Maybe that is part of the problem. The vast majority of today’s folks have not heard any good “Country” music. If “I Love A Rainy Night” is an example of old country, or a country standard, then it’s no wonder IMOP “Country Music” has a bad reputation and we are in big trouble.
There are bands that play nothing but “Rural”, “Folk”, and “Old-time Cowboy and Western”---Twenties, thirties, and forties type of music. Jimmy Rogers, Son’s of the pioneers, Gene Autry, Roy Rodgers type of western music. Most of these bands pick at local jam sessions or monthly showcases, but are not much in demand at the local clubs.
There is a band down South of here that plays most of their music with a “Western Swing” flavor. They are an excellent band, but the club owner told them if they played a song newer than 1965 they would be fired. Well, they do perform some songs newer than that, but they definitely have the old time flavor and they play 95% of them with a Western Swing Flavor. They don’t draw much of a crowd either.

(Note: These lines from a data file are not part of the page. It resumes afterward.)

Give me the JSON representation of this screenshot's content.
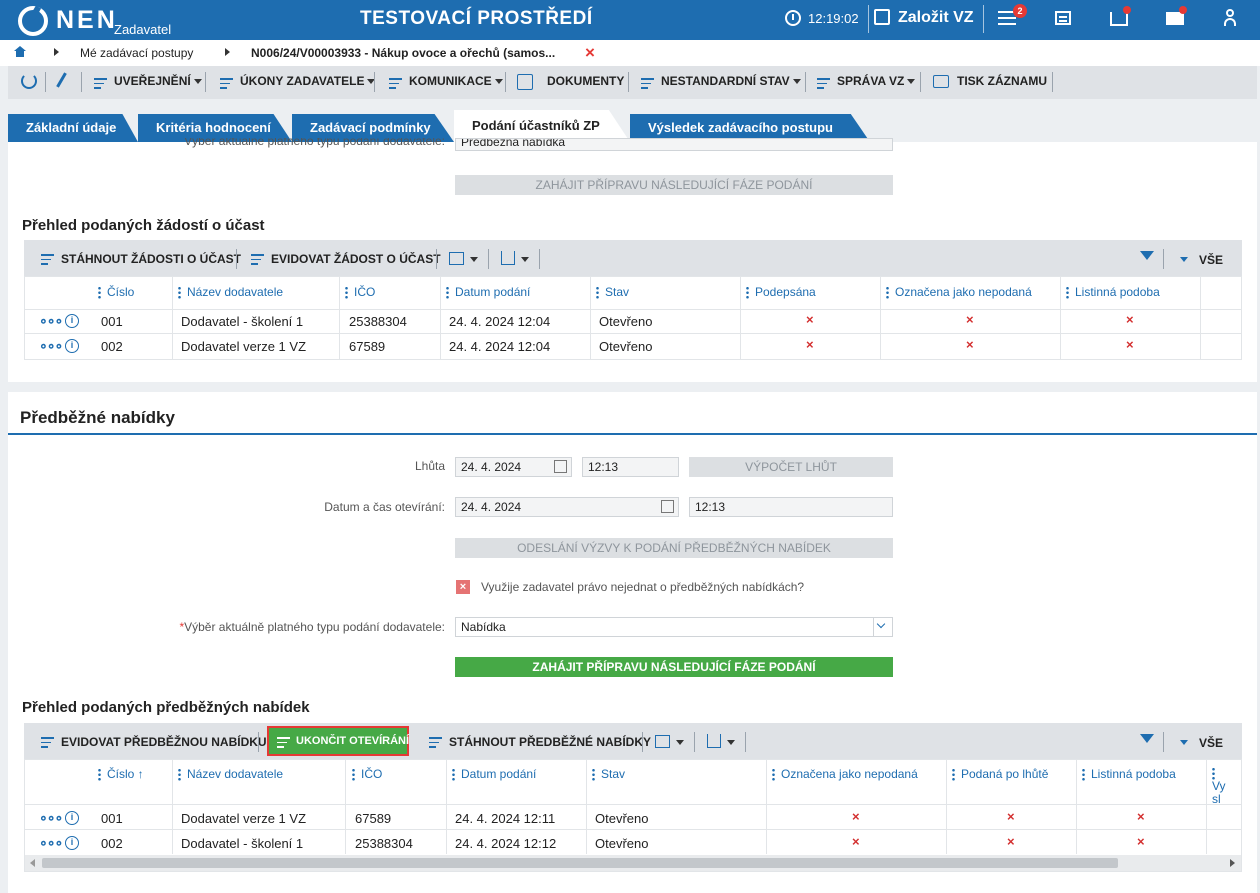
{
  "header": {
    "logo": "NEN",
    "logo_sub": "Zadavatel",
    "env": "TESTOVACÍ PROSTŘEDÍ",
    "time": "12:19:02",
    "create_label": "Založit VZ",
    "menu_badge": "2"
  },
  "breadcrumb": {
    "item1": "Mé zadávací postupy",
    "item2": "N006/24/V00003933 - Nákup ovoce a ořechů (samos...",
    "close": "×"
  },
  "toolbar": {
    "publish": "UVEŘEJNĚNÍ",
    "acts": "ÚKONY ZADAVATELE",
    "comm": "KOMUNIKACE",
    "docs": "DOKUMENTY",
    "nonstd": "NESTANDARDNÍ STAV",
    "admin": "SPRÁVA VZ",
    "print": "TISK ZÁZNAMU"
  },
  "tabs": [
    "Základní údaje",
    "Kritéria hodnocení",
    "Zadávací podmínky",
    "Podání účastníků ZP",
    "Výsledek zadávacího postupu"
  ],
  "top": {
    "cut_label": "Výběr aktuálně platného typu podání dodavatele:",
    "cut_value": "Předběžná nabídka",
    "next_phase": "ZAHÁJIT PŘÍPRAVU NÁSLEDUJÍCÍ FÁZE PODÁNÍ"
  },
  "requests": {
    "title": "Přehled podaných žádostí o účast",
    "btn_download": "STÁHNOUT ŽÁDOSTI O ÚČAST",
    "btn_register": "EVIDOVAT ŽÁDOST O ÚČAST",
    "all": "VŠE",
    "columns": [
      "Číslo",
      "Název dodavatele",
      "IČO",
      "Datum podání",
      "Stav",
      "Podepsána",
      "Označena jako nepodaná",
      "Listinná podoba"
    ],
    "rows": [
      {
        "no": "001",
        "name": "Dodavatel - školení 1",
        "ico": "25388304",
        "date": "24. 4. 2024 12:04",
        "state": "Otevřeno",
        "signed": "×",
        "unsubmitted": "×",
        "paper": "×"
      },
      {
        "no": "002",
        "name": "Dodavatel verze 1 VZ",
        "ico": "67589",
        "date": "24. 4. 2024 12:04",
        "state": "Otevřeno",
        "signed": "×",
        "unsubmitted": "×",
        "paper": "×"
      }
    ]
  },
  "prelim": {
    "section_title": "Předběžné nabídky",
    "deadline_label": "Lhůta",
    "deadline_date": "24. 4. 2024",
    "deadline_time": "12:13",
    "calc_btn": "VÝPOČET LHŮT",
    "open_label": "Datum a čas otevírání:",
    "open_date": "24. 4. 2024",
    "open_time": "12:13",
    "send_btn": "ODESLÁNÍ VÝZVY K PODÁNÍ PŘEDBĚŽNÝCH NABÍDEK",
    "checkbox_label": "Využije zadavatel právo nejednat o předběžných nabídkách?",
    "type_label": "Výběr aktuálně platného typu podání dodavatele:",
    "required": "*",
    "type_value": "Nabídka",
    "next_phase": "ZAHÁJIT PŘÍPRAVU NÁSLEDUJÍCÍ FÁZE PODÁNÍ"
  },
  "offers": {
    "title": "Přehled podaných předběžných nabídek",
    "btn_register": "EVIDOVAT PŘEDBĚŽNOU NABÍDKU",
    "btn_close": "UKONČIT OTEVÍRÁNÍ",
    "btn_download": "STÁHNOUT PŘEDBĚŽNÉ NABÍDKY",
    "all": "VŠE",
    "columns": [
      "Číslo ↑",
      "Název dodavatele",
      "IČO",
      "Datum podání",
      "Stav",
      "Označena jako nepodaná",
      "Podaná po lhůtě",
      "Listinná podoba",
      "Vy sl"
    ],
    "rows": [
      {
        "no": "001",
        "name": "Dodavatel verze 1 VZ",
        "ico": "67589",
        "date": "24. 4. 2024 12:11",
        "state": "Otevřeno",
        "unsubmitted": "×",
        "late": "×",
        "paper": "×"
      },
      {
        "no": "002",
        "name": "Dodavatel - školení 1",
        "ico": "25388304",
        "date": "24. 4. 2024 12:12",
        "state": "Otevřeno",
        "unsubmitted": "×",
        "late": "×",
        "paper": "×"
      }
    ]
  },
  "colors": {
    "brand": "#1e6db0",
    "green": "#46a946",
    "red": "#d32f2f"
  }
}
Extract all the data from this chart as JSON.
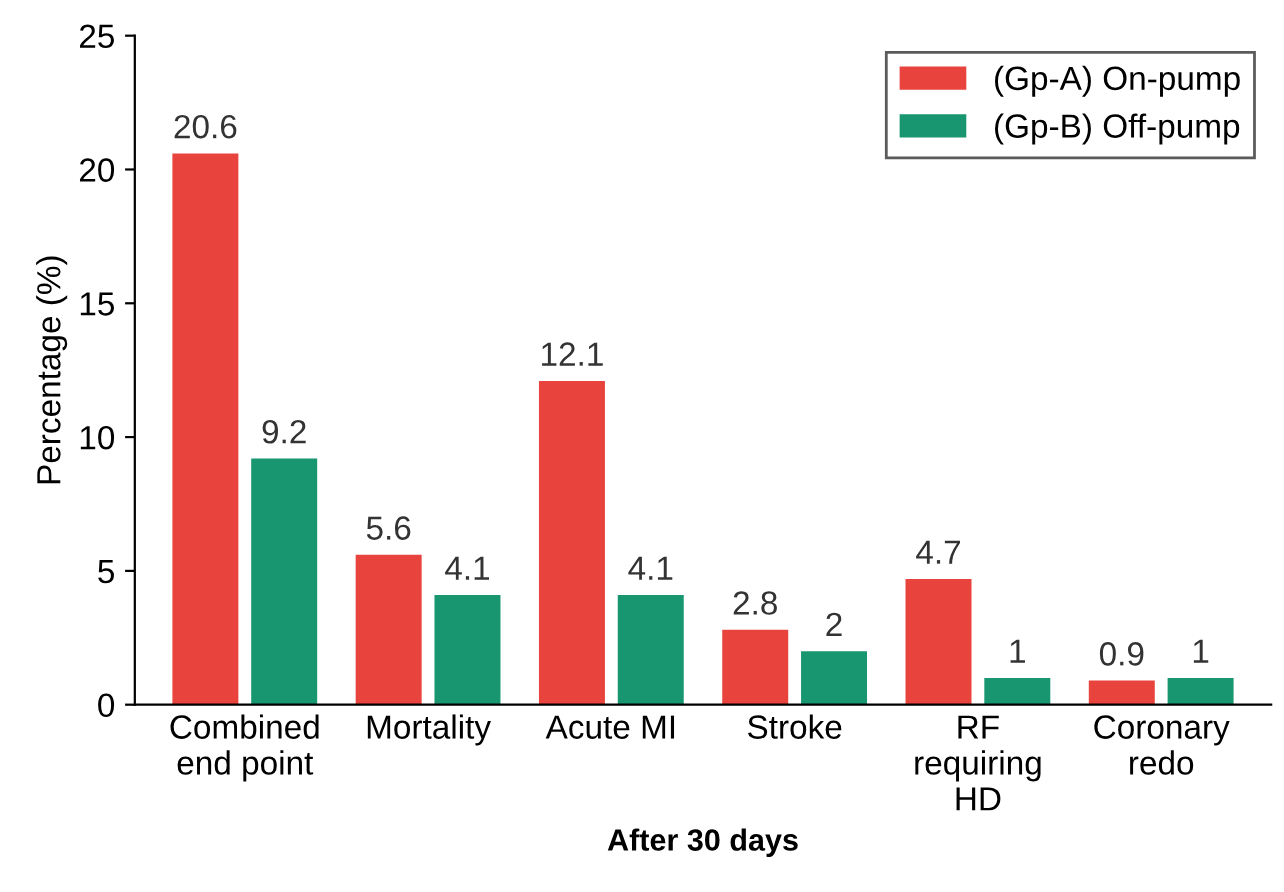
{
  "chart_data": {
    "type": "bar",
    "xlabel": "After 30 days",
    "ylabel": "Percentage (%)",
    "categories": [
      "Combined\nend point",
      "Mortality",
      "Acute MI",
      "Stroke",
      "RF\nrequiring\nHD",
      "Coronary\nredo"
    ],
    "series": [
      {
        "name": "(Gp-A) On-pump",
        "color": "#e8433d",
        "values": [
          20.6,
          5.6,
          12.1,
          2.8,
          4.7,
          0.9
        ]
      },
      {
        "name": "(Gp-B) Off-pump",
        "color": "#17966f",
        "values": [
          9.2,
          4.1,
          4.1,
          2,
          1,
          1
        ]
      }
    ],
    "ylim": [
      0,
      25
    ],
    "yticks": [
      0,
      5,
      10,
      15,
      20,
      25
    ],
    "grid": false,
    "legend": "top right",
    "data_labels": true
  }
}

So, what do the words “Country Music” really mean to you?? And please let me know your age. It makes quite a difference in perspective.
Some of the responses to this thread will be used in an upcoming article at the www.blackriverfallsband.com website which is the home of the Northwest Country Music Scene Newsletter. This month’s newsletter article is an interview with Judy Kuneman-Giffin, a very well known local singer who has terminal colon cancer and is not expected to live through the month.
This article will also be submitted to a local newspaper that I feel has slammed country music every chance it gets and treats “Country” musicians in general very poorly. This despite the fact that Country is the second most listened to radio after talk radio and has a huge following.
Should I start calling my band the Black River Falls “Blues”, “Variety”, or “Standards” band and try to get the reputation of being mostly “Country” oriented out of it or should I just keep trying to educate folks as to what they are really hearing? If you have some answers, please let me know. I am open to suggestions.